[Life of St. Francis of Assisi by Paul Sabatier]@TWC D-Link book
Life of St. Francis of Assisi

CHAPTER VII
18/27

On Wednesday, November 9, 1210, this agreement was signed and sworn to in the public place of Assisi; it was made in such good faith that exiles were able to return in peace, and from this day we find in the city registers the names of those _emigres_ who, in 1202, had betrayed their city and provoked the disastrous war with Perugia.
Francis might well be happy.

Love had triumphed, and for several years there were at Assisi neither victors nor vanquished.
In the mystic marriages which here and there in history unite a man to a people, something takes place of which the transports of sense, the delirium of love, seem to be the only symbol; a moment comes in which saints, or men of genius, feel unknown powers striving mightily within them; they strive, they seek, they struggle until, triumphing over all obstacles, they have forced trembling, swooning humanity to conceive by them.
This moment had come to St.Francis.
FOOTNOTES: [1] 1 Cel., 34; 3 Soc., 53; Bon., 39.
[2] Probably at Otricoli, which lies on the high-road between Rome and Spoleto.

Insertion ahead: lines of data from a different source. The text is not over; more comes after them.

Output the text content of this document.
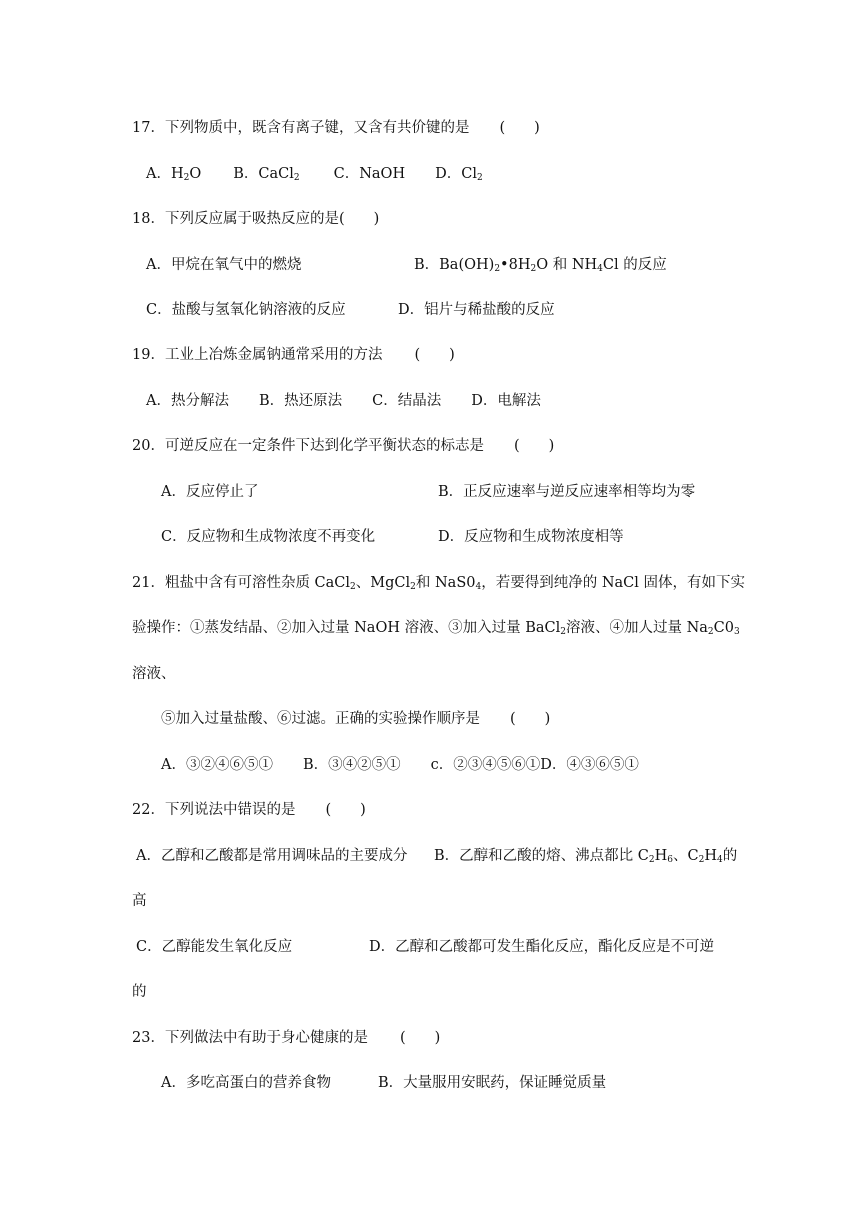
17．下列物质中，既含有离子键，又含有共价键的是 (　　)
A．$H_2O$ B．CaCl$_2$ C．NaOH D．$Cl_2$
18．下列反应属于吸热反应的是(　　)
A．甲烷在氧气中的燃烧	B．$Ba(OH)_2•8H_2O$ 和 $NH_4Cl$ 的反应
C．盐酸与氢氧化钠溶液的反应	D．铝片与稀盐酸的反应
19．工业上冶炼金属钠通常采用的方法 (　　)
A．热分解法 B．热还原法 C．结晶法 D．电解法
20．可逆反应在一定条件下达到化学平衡状态的标志是 (　　)
A．反应停止了	B．正反应速率与逆反应速率相等均为零
C．反应物和生成物浓度不再变化	D．反应物和生成物浓度相等
21．粗盐中含有可溶性杂质 CaCl$_2$、MgCl$_2$和 $NaS0_4$，若要得到纯净的 NaCl 固体，有如下实
验操作：①蒸发结晶、②加入过量 NaOH 溶液、③加入过量 BaCl$_2$溶液、④加人过量 $Na_2C0_3$
溶液、
⑤加入过量盐酸、⑥过滤。正确的实验操作顺序是 (　　)
A．③②④⑥⑤① B．③④②⑤① c．②③④⑤⑥①D．④③⑥⑤①
22．下列说法中错误的是 (　　)
A．乙醇和乙酸都是常用调味品的主要成分 B．乙醇和乙酸的熔、沸点都比 $C_2H_6$、$C_2H_4$的
高
C．乙醇能发生氧化反应	D．乙醇和乙酸都可发生酯化反应，酯化反应是不可逆
的
23．下列做法中有助于身心健康的是 (　　)
A．多吃高蛋白的营养食物	B．大量服用安眠药，保证睡觉质量
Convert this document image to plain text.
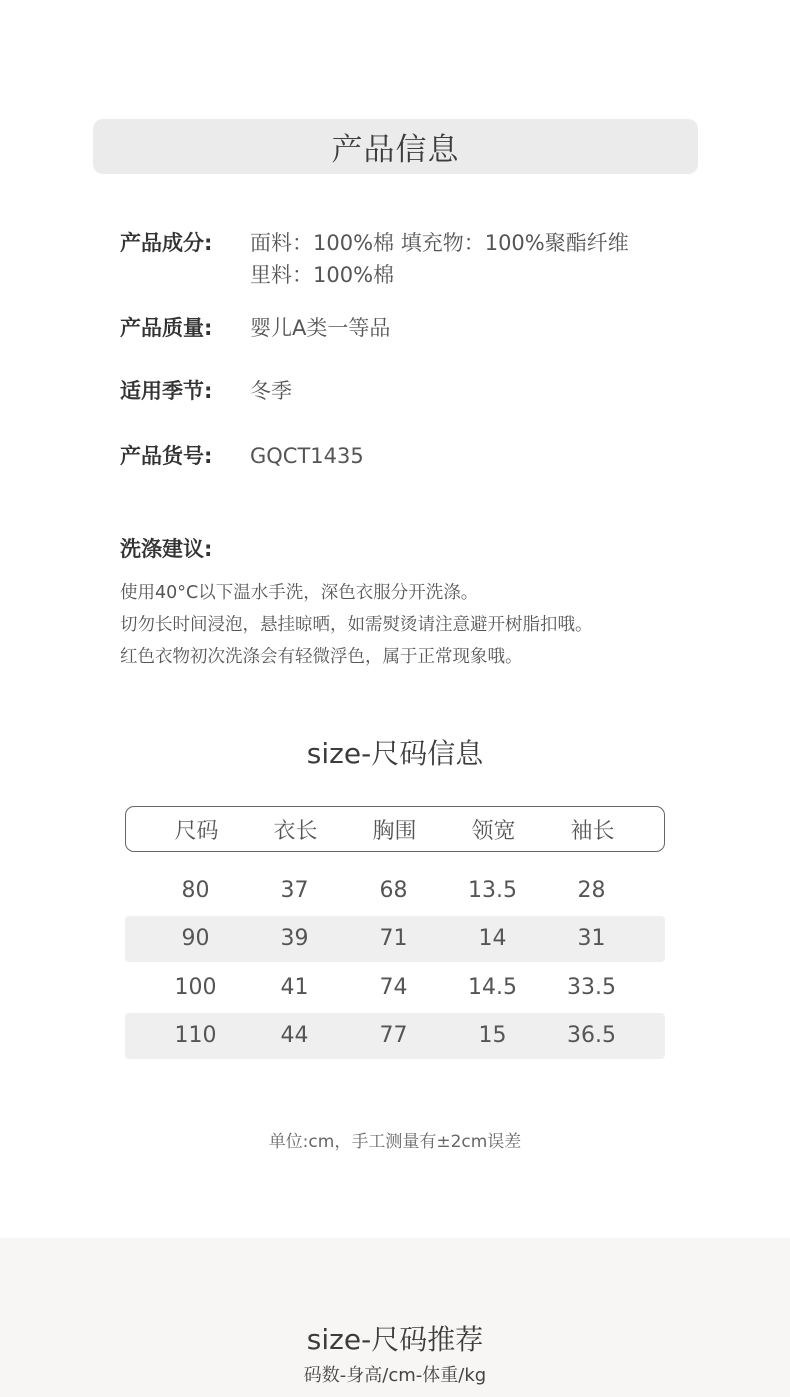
产品信息
产品成分:	面料：100%棉 填充物：100%聚酯纤维
里料：100%棉
产品质量:	婴儿A类一等品
适用季节:	冬季
产品货号:	GQCT1435
洗涤建议:
使用40°C以下温水手洗，深色衣服分开洗涤。
切勿长时间浸泡，悬挂晾晒，如需熨烫请注意避开树脂扣哦。
红色衣物初次洗涤会有轻微浮色，属于正常现象哦。
size-尺码信息
尺码	衣长	胸围	领宽	袖长
80	37	68	13.5	28
90	39	71	14	31
100	41	74	14.5	33.5
110	44	77	15	36.5
单位:cm，手工测量有±2cm误差
size-尺码推荐
码数-身高/cm-体重/kg
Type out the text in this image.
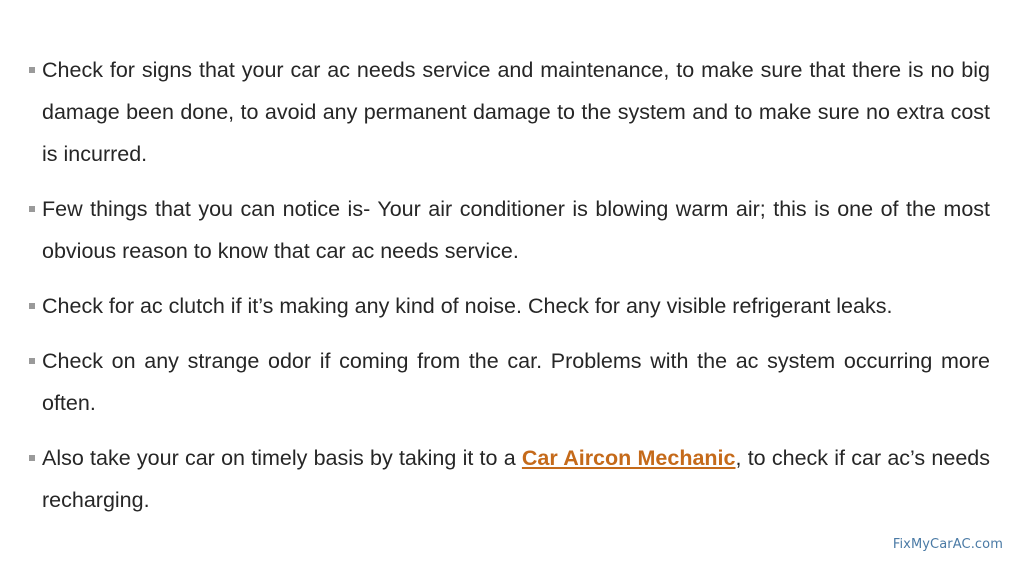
Check for signs that your car ac needs service and maintenance, to make sure that there is no big damage been done, to avoid any permanent damage to the system and to make sure no extra cost is incurred.

Few things that you can notice is- Your air conditioner is blowing warm air; this is one of the most obvious reason to know that car ac needs service.

Check for ac clutch if it’s making any kind of noise. Check for any visible refrigerant leaks.

Check on any strange odor if coming from the car. Problems with the ac system occurring more often.

Also take your car on timely basis by taking it to a Car Aircon Mechanic, to check if car ac’s needs recharging.

FixMyCarAC.com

Orte is an hour and a half further on.

It is the ancient _Otriculum_, where many antiquities have been found.
[3] 1 Cel., 35; Bon., 40 and 41.
[4] The only road connecting Celano with Rome, as well as with all Central and Northern Italy, passes by Aquila, Rieti, and Terni, where it joins the high-roads leading from the north toward Rome.
[5] 1 Cel., 36 and 37; 3 Soc., 54; Bon., 45-48.
[6] Isaiah, lv., 2.
[7] This Order deserves to be better known; it was founded under Alexander III.

and rapidly spread all over Central Italy and the East.